Ma dove vai bellezza in bicicletta? Silvana Pampanini – morta dopo un lungo ricovero in ospedale all’età di 90 anni – non era un’attrice da mezze misure. Basta guardare uno dei suoi film più noti, Bellezze in bicicletta (1951), dove l’allora ragazza di origine veneta, divenuta celebre nel 1946 per la querelle sulla vittoria a Miss Italia (lei era stata più votata dal pubblico) viene incoronata star popolare del cinema italiano. Di base il plot è quello della fuga da Roma alla ricerca di un impiego nella compagnia di rivista di Totò. La Pampanini e Delia Scala attraversano l’Italia travestite da soldatesse, in scosciato costume da ballerine del varietà, infine con completino da cicliste da corsa. Un vero tour de force performativo, con tanto d’incisione della hit omonima del film (Bellezza in bicicletta), motivetto popolare ancora oggi ad echeggiare tra il web e gli spot tv, che oggi molte colleghe a livello di prestazione nemmeno si sognano di fare.
Forse è per questo che la bella Silvana è rimasta un’icona sempre viva nell’immaginario degli spettatori italiani, anzi del popolo italiano. Una di quelle attrici popolari del primissimo dopoguerra (forse solo Silvana Mangano con Riso Amaro poteva gareggiare con lei, e un filo più indietro c’era Lucia Bosè) che esplodono come star nel momento in cui il cinema rinasce nel dopoguerra e moltiplica a migliaia le proprie sale mostrando una vastissima gamma di titoli che suscitano piacere, e mietono incassi, senza limiti per almeno vent’anni. Ma soprattutto con quel viso ammaliante, le labbra carnose, i fianchi stretti e i seni prosperosi ma non da maggiorata, la Pampanini è, in quel breve lasso di tempo, dal 1948 al 1954, apice di carriera rapido ma intenso, un sogno erotico inafferrabile per gli italiani, e non solo.

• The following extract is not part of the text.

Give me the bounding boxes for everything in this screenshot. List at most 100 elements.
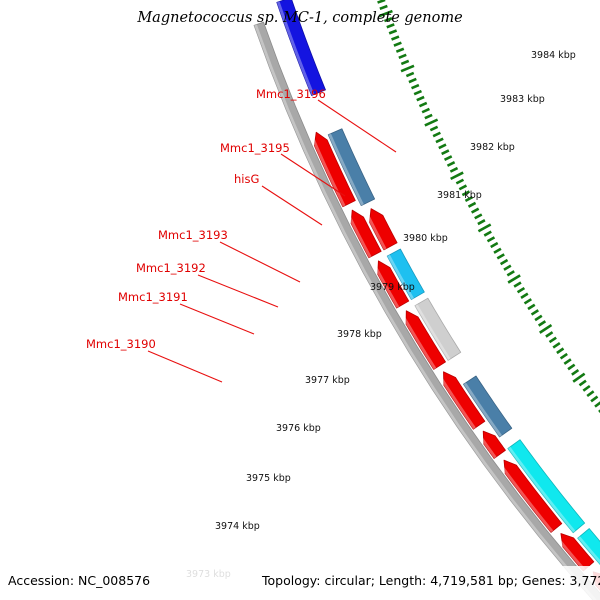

“Aveva l’acchiappo, l’appeal di quella che non si concedeva a nessuno”, spiega al fattoquotidiano.it, la più importante memoria storica del cinema italiano, Tatti Sanguineti. “Silvana girava col papà, sempre. Andava al ristorante e sui set e a fianco il padre non mancava mai. Credo sia l’unica donna che abbia detto di no a Gianni Agnelli”. Degli amori lasciati per strada, rifiutati con sistematicità, lasciati sciogliere al sole ce ne sono a centinaia. Potenti industriali, principi e re, attori, registi e sceneggiatori, tra cui il povero Totò. “Tutto vero. Il Principe però era fuori serie: non rappresentava il maschio italiano soprattutto anagraficamente. Perse comunque la testa, le morì dietro, ma lei niente, non cedette di un millimetro”. L’anti Pampanini, ben prima della Lollobrigida e della Loren, dive sì, ‘maggiorate’ vere, ma che arrivano almeno un decennio dopo, fu Isa Barzizza: diafana, bionda quasi anoressica, sul set della commedia I Pompieri di Viggiù proprio con Silvana nel 1949. “Aveva le curve giuste al posto giusto – continua Sanguineti – Ricordiamoci che la Pampanini è la prima donna di successo che non sta con un produttore, era mito irraggiungibile anche perché figlia di sé stessa, cioè i suoi successi li ottenne da sé”.
Il titolo più popolare interpretato dalla Pampanini risulta infine quel O.K. Nerone (1951), parodia di Quo vadis, diretto da Mario Soldati, soggetto di Mario Monicelli e con in scena Walter Chiari: “Appariva in vestaglia e in deshabillé e forse sempre con Walter diventa una bomba sexy assoluta nella parte che ha in L’inafferrabile 12. Passa comunque indenne, intatta ed intoccabile anche da Chiari, da Buster Keaton, e da Marcello Marchesi che per lei scrisse Bellezze in bicicletta. Sapete com’è Silvana era nata con le gambe ideali per indossare quei pantaloncini, quei boxer da ciclista”. In otto anni (1947-1956) oltre 40 film sono un record difficilmente eguagliabile, perché poi Pampanini si scosta qualche passo di lato dalle scene. Una particina nel Gaucho di Risi nel ’64 e poi solo comparsate tv, qualche lite con la Lollo sempre a proposito di accompagnatori e mariti (più giovani) nel ricordo dei tempi che furono, ma sempre intramontabile icona sexy del cinema popolare italiano.